Friday, March 23, 2018
By Justin Wier
Lawsuit of Martin Desmond v. Mahoning Prosecutor Paul Gains and Assistant Prosecutor Linette Stratford.
In the latest legal filing after his firing, former assistant Mahoning County Prosecutor Martin Desmond again lobs accusations of prosecutorial misconduct at his former employer.
He also accuses county Prosecutor Paul Gains, who fired Desmond in April 2017, and chief assistant Prosecutor Linette Stratford of defamation, intimidation and falsification in a civil lawsuit filed Wednesday in common pleas court.
Gains declined to comment on the lawsuit.

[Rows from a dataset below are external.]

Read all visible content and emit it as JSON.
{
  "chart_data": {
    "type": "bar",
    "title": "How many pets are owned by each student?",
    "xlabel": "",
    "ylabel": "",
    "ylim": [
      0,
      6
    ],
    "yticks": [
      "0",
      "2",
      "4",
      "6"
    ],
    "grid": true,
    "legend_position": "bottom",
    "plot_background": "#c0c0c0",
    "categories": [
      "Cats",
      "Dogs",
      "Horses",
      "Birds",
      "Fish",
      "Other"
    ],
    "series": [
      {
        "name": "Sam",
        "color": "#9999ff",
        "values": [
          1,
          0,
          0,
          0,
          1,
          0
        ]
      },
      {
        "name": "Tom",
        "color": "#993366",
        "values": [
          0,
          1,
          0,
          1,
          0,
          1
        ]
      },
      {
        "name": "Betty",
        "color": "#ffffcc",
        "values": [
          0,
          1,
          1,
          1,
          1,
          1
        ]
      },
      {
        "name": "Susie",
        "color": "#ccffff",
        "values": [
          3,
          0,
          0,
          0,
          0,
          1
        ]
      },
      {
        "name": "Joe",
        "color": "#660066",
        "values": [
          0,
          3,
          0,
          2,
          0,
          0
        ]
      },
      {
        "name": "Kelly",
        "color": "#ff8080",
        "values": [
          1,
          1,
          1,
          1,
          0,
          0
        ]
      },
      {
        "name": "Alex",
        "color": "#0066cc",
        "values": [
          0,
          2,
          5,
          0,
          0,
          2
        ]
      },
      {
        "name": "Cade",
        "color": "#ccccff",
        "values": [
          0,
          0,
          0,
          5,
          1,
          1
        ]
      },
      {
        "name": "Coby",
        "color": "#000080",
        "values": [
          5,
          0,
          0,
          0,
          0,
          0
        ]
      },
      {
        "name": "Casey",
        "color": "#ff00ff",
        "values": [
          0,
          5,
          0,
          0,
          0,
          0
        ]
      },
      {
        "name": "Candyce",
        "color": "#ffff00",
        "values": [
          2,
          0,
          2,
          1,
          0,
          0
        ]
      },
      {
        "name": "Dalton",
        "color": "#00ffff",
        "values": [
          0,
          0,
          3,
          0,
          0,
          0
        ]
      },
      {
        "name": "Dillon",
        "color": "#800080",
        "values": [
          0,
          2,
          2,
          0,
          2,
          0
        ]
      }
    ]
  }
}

Subodh Chandra, a former Ohio Attorney General candidate who represents Desmond, said Gains and Stratford sought to crush Desmond.

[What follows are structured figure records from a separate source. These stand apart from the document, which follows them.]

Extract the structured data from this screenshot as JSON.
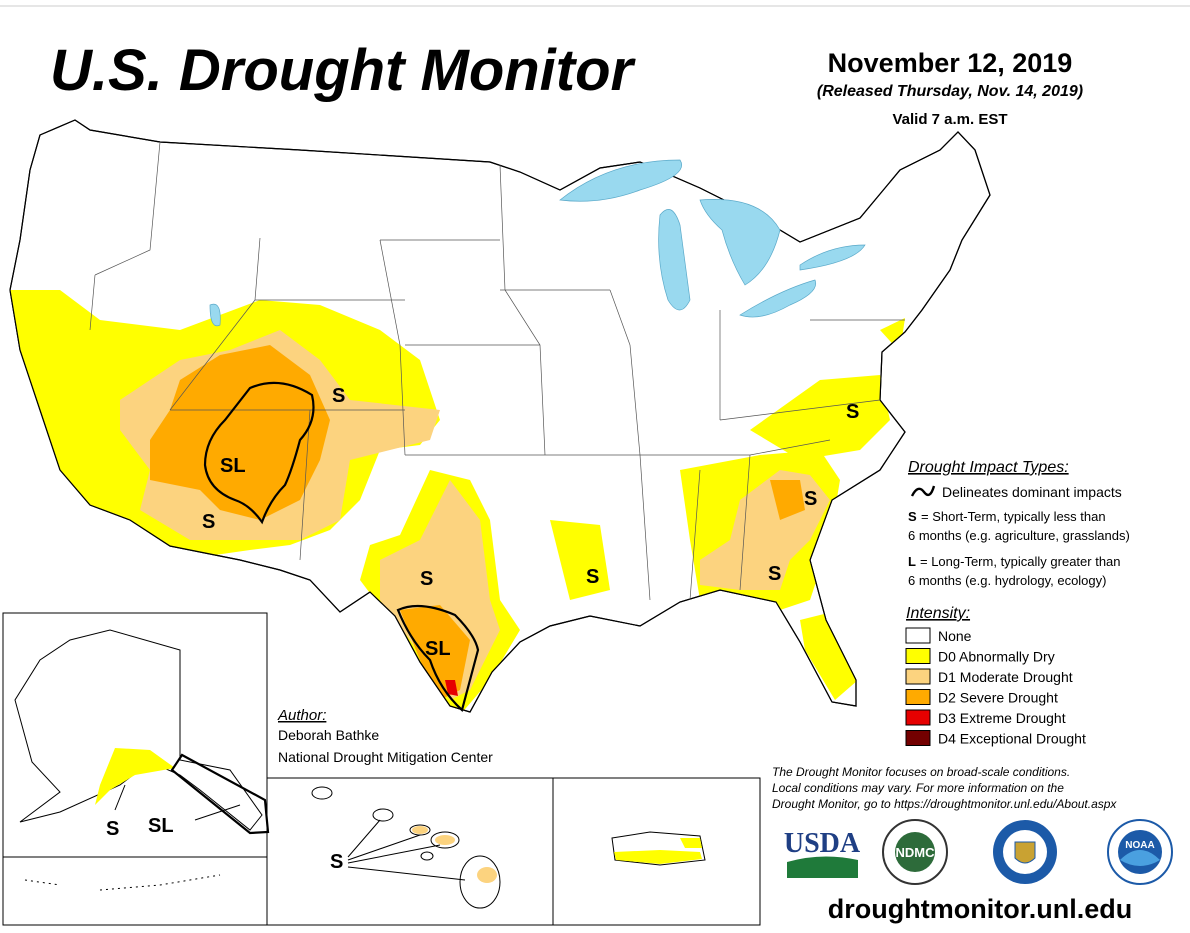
{
  "header": {
    "title": "U.S. Drought Monitor",
    "date": "November 12, 2019",
    "released": "(Released Thursday, Nov. 14, 2019)",
    "valid": "Valid 7 a.m. EST"
  },
  "impact_types": {
    "heading": "Drought Impact Types:",
    "delineates": "Delineates dominant impacts",
    "short_term": {
      "code": "S",
      "lines": [
        "= Short-Term, typically less than",
        "6 months (e.g. agriculture, grasslands)"
      ]
    },
    "long_term": {
      "code": "L",
      "lines": [
        "= Long-Term, typically greater than",
        "6 months (e.g. hydrology, ecology)"
      ]
    }
  },
  "intensity": {
    "heading": "Intensity:",
    "levels": [
      {
        "label": "None",
        "color": "#ffffff"
      },
      {
        "label": "D0 Abnormally Dry",
        "color": "#ffff00"
      },
      {
        "label": "D1 Moderate Drought",
        "color": "#fcd37f"
      },
      {
        "label": "D2 Severe Drought",
        "color": "#ffaa00"
      },
      {
        "label": "D3 Extreme Drought",
        "color": "#e60000"
      },
      {
        "label": "D4 Exceptional Drought",
        "color": "#730000"
      }
    ]
  },
  "author": {
    "heading": "Author:",
    "name": "Deborah Bathke",
    "org": "National Drought Mitigation Center"
  },
  "note": [
    "The Drought Monitor focuses on broad-scale conditions.",
    "Local conditions may vary. For more information on the",
    "Drought Monitor, go to https://droughtmonitor.unl.edu/About.aspx"
  ],
  "url": "droughtmonitor.unl.edu",
  "map_labels": [
    "S",
    "SL",
    "S",
    "S",
    "SL",
    "S",
    "S",
    "S",
    "S",
    "S",
    "SL",
    "S"
  ],
  "logos": [
    "USDA",
    "NDMC",
    "NOAA"
  ]
}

The lawsuit states Desmond’s firing has been financially and emotionally devastating, which was compounded by humiliation and reputational damage that resulted in his inability to find work as a prosecutor. It asks the judge to order Desmond’s reinstatement and to award him compensatory and punitive damages for back pay, pain and suffering, mental anguish, emotional distress, humiliation and inconvenience.
At a news conference April 27 when Gains announced his decision to fire Desmond, he said Desmond violated office policy by discussing a matter he was no longer handling with people outside the office, including a lawyer, who sued the county in federal court.
A federal judge dismissed that lawsuit, according to court records.
It concerned Kalilo Robinson, a witness in a murder case whom prosecutors indicted on charges of tampering with evidence and obstruction of justice.
Desmond claims the charges resulted from Robinson’s decision to invoke the Fifth Amendment privilege against self-incrimination.
Prosecutors later dismissed the charges against Robinson.
Gains said the prosecutor’s office investigated the allegations and found no evidence of misconduct.
The lawsuit argues Gains knew Desmond did not assist another attorney in suing the county and Gains prepared false disciplinary charges against Desmond and “launched a press campaign to destroy his credibility, savaging his hard-won reputation.” It argues that Desmond was not using the county’s account for an online legal research service to aid in the federal case against the county, but for an unrelated case.
Desmond initially appealed his firing to the State Personnel Board of Review, which dismissed his allegations of wrongful termination.
Desmond sought to receive whistleblower protection, but an administrative law judge said he did not qualify. An appeal of the decision by the SPRB remains open in Mahoning County Common Pleas Court.